La irrupción de una guerra cercana con todos sus atributos pone de manifiesto, por contraste, hasta qué punto la penosa polarización de una sociedad democrática no es nada parecido a un enfrentamiento bélico, ni el preámbulo de una guerra, sino lo que la sustituye; en las sociedades democráticas el griterío y la fragmentación raramente se traducen en violencia física. Frente a un lugar común que equipara el conflicto democrático con una guerra larvada, en mi opinión se trata de exactamente lo contrario: es el tipo de confrontación ideológica que podemos permitirnos quienes nos sabemos contenidos por una relación con los adversarios que únicamente tiene de bélico el gesto y el vocabulario.
Si la invasión militar de Ucrania nos estremece es porque produce una simplificación a la que nos habíamos desacostumbrado. Ese conflicto no solo se caracteriza por el protagonismo de la fuerza bruta, sino porque ha simplificado el mundo y nos ha hecho redescubrir al enemigo, ahora ya sin ninguna matización civilizatoria. El mundo vuelve a dividirse, el bien y el mal chocan en el campo de batalla, parece que no hay otra cosa que democracias o sistemas autoritarios y hasta la Unión Europea olvida por un momento sus habituales discusiones y fracturas. Pero no deberíamos perder de vista que la guerra solo aparentemente divide el mundo en dos (sigue habiendo una sociedad mundial unificada por relaciones de interdependencia) y solo provisionalmente cohesiona el interior de cada uno de esos dos bandos (en cuanto las cosas se arreglen desaparecerá la unanimidad de la Unión Europea, por ejemplo, y tal vez veamos disensiones relevantes en la sociedad rusa).

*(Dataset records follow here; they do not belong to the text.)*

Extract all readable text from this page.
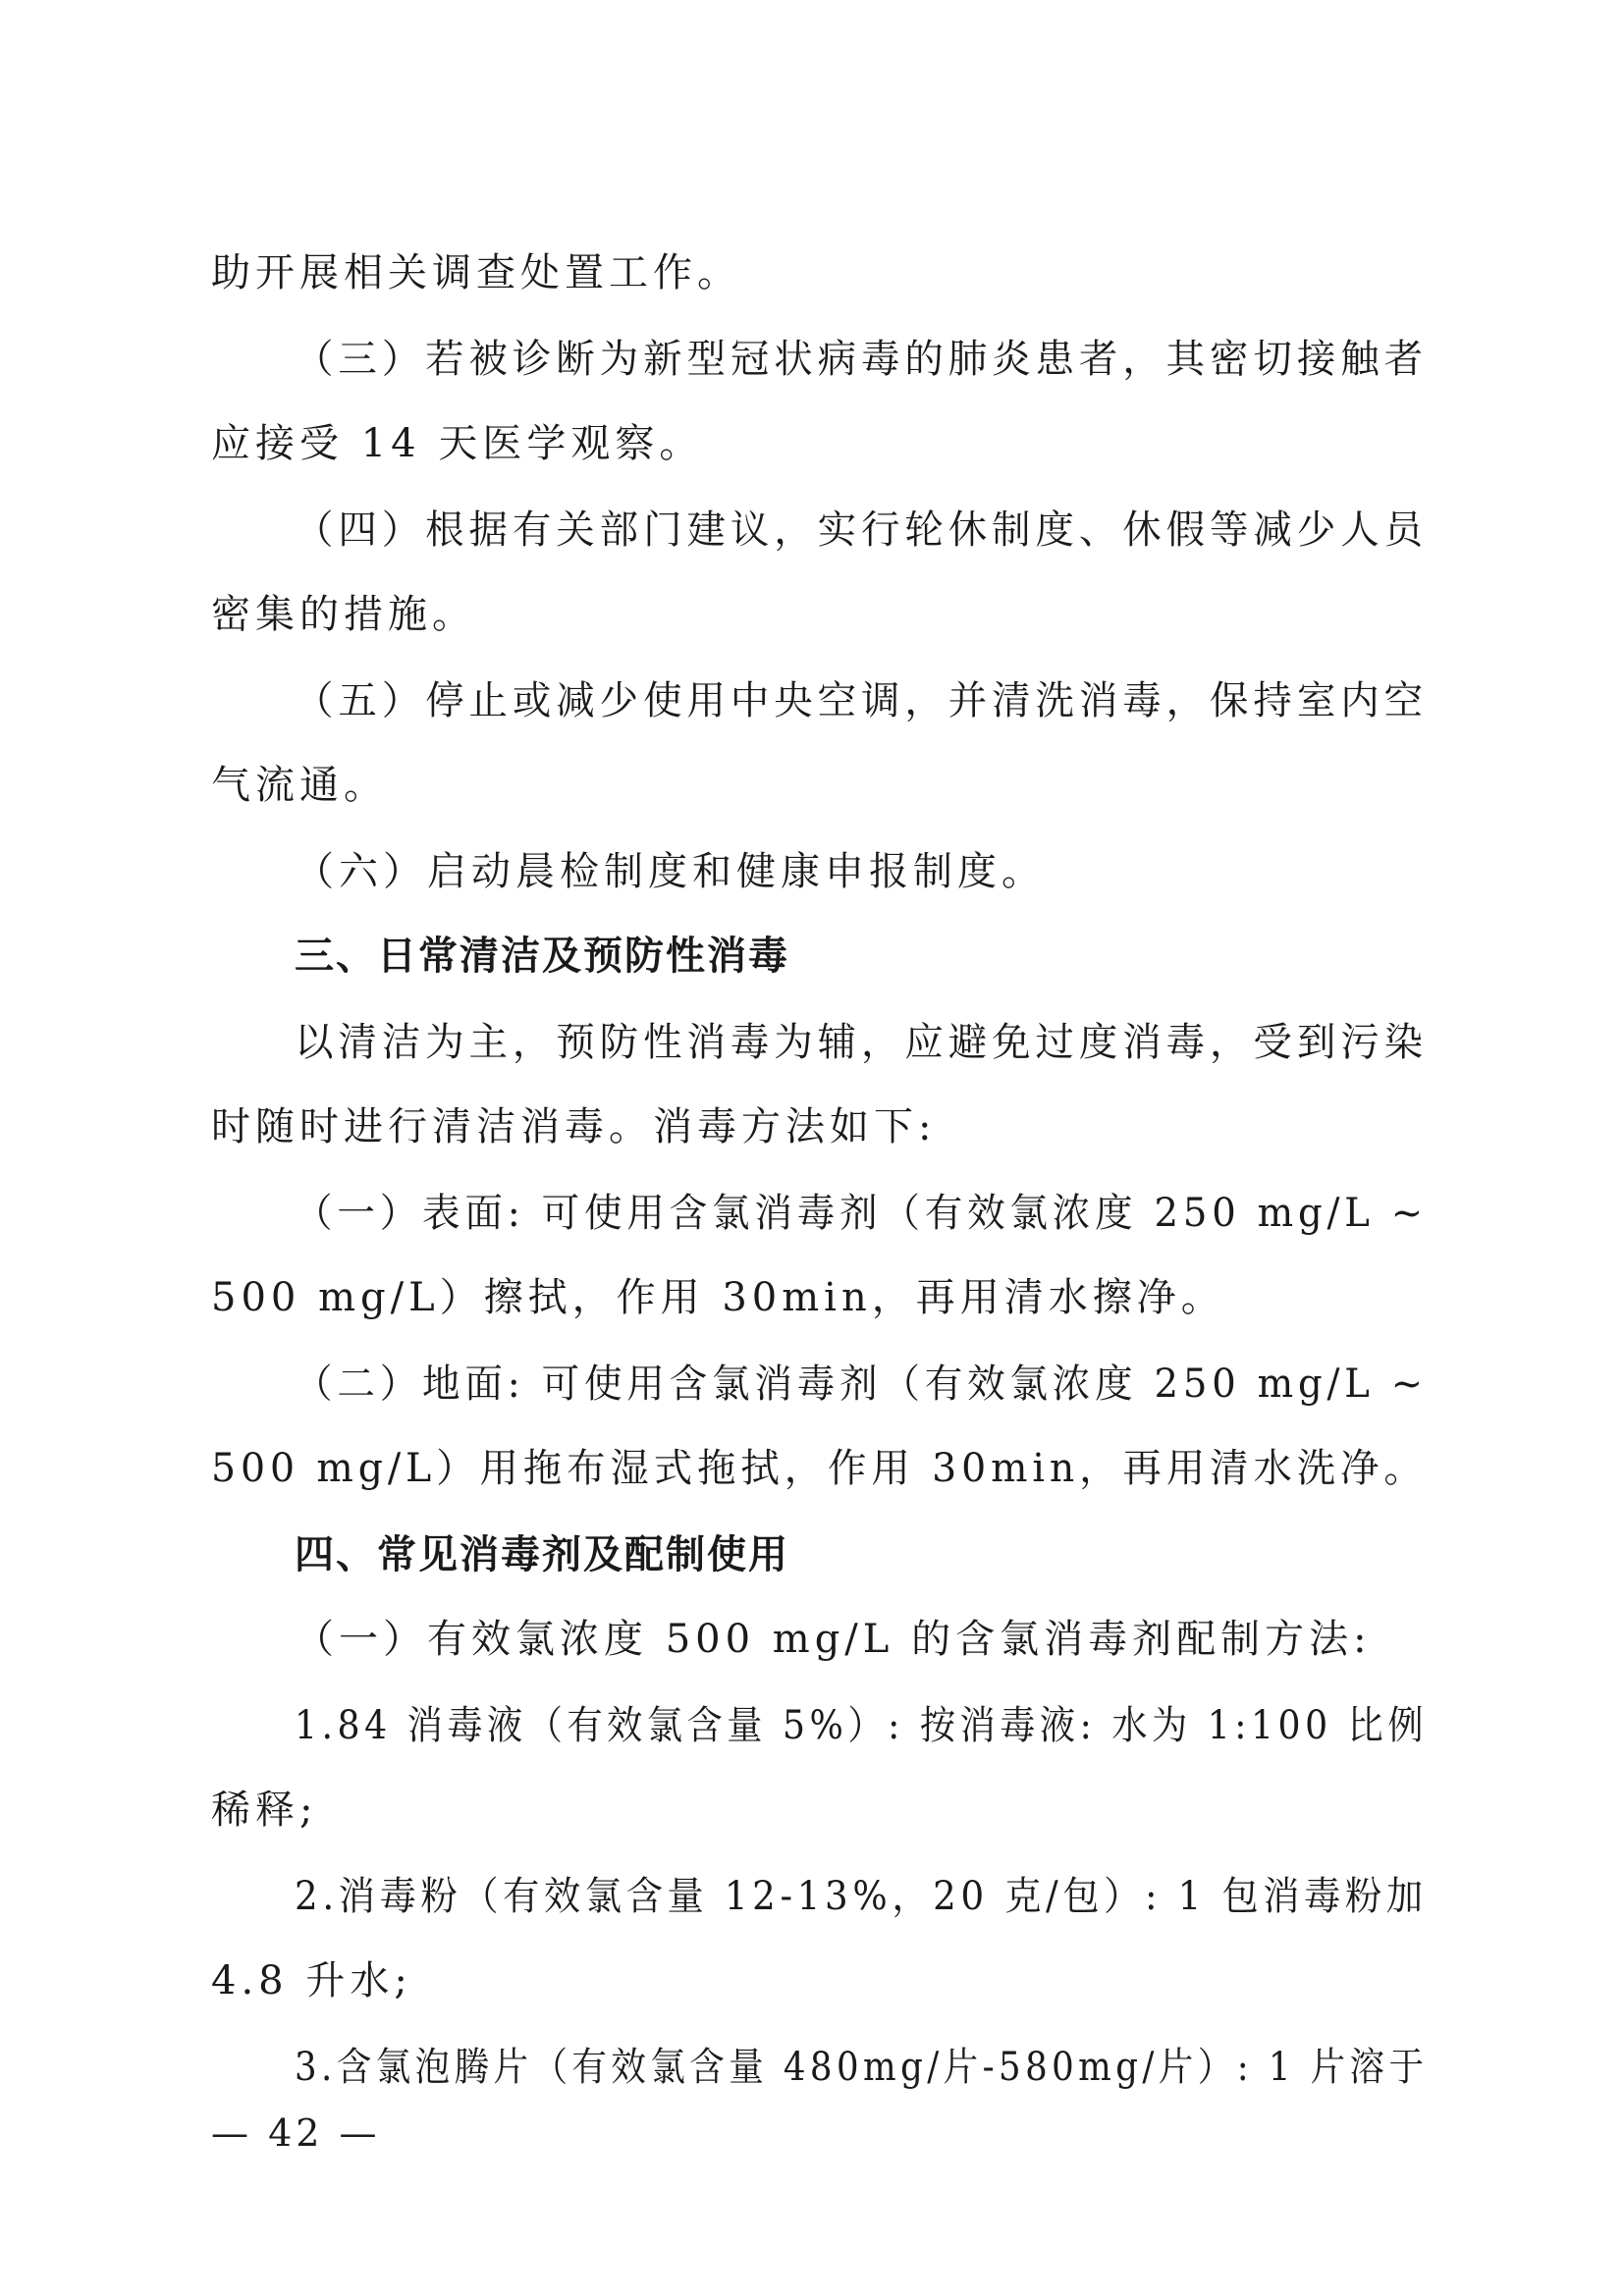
助开展相关调查处置工作。
（三）若被诊断为新型冠状病毒的肺炎患者，其密切接触者
应接受 14 天医学观察。
（四）根据有关部门建议，实行轮休制度、休假等减少人员
密集的措施。
（五）停止或减少使用中央空调，并清洗消毒，保持室内空
气流通。
（六）启动晨检制度和健康申报制度。
三、日常清洁及预防性消毒
以清洁为主，预防性消毒为辅，应避免过度消毒，受到污染
时随时进行清洁消毒。消毒方法如下:
（一）表面: 可使用含氯消毒剂（有效氯浓度 250 mg/L ~
500 mg/L）擦拭，作用 30min，再用清水擦净。
（二）地面: 可使用含氯消毒剂（有效氯浓度 250 mg/L ~
500 mg/L）用拖布湿式拖拭，作用 30min，再用清水洗净。
四、常见消毒剂及配制使用
（一）有效氯浓度 500 mg/L 的含氯消毒剂配制方法:
1.84 消毒液（有效氯含量 5%）: 按消毒液: 水为 1:100 比例
稀释;
2.消毒粉（有效氯含量 12-13%，20 克/包）: 1 包消毒粉加
4.8 升水;
3.含氯泡腾片（有效氯含量 480mg/片-580mg/片）: 1 片溶于
— 42 —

Aunque la invasión de Rusia nos haya hecho retroceder hacia la brutalidad más propia del pasado colonial que del civilizado mundo global, esta guerra tiene lugar en un mundo interdependiente y donde mejor se comprueba es en el instrumento de las sanciones económicas, su eficacia y su ambigüedad. Estas sanciones solo tienen sentido y efectos de castigo en la medida en que Rusia no es una potencia autárquica sino muy dependiente del resto del mundo. Aunque la interdependencia económica de Rusia no ha sido suficiente para impedir la guerra, la globalización de su economía es una oportunidad para conseguir la paz. Es la creciente interdependencia de la Rusia post-soviética lo que proporciona una oportunidad no militar para forzar una rectificación.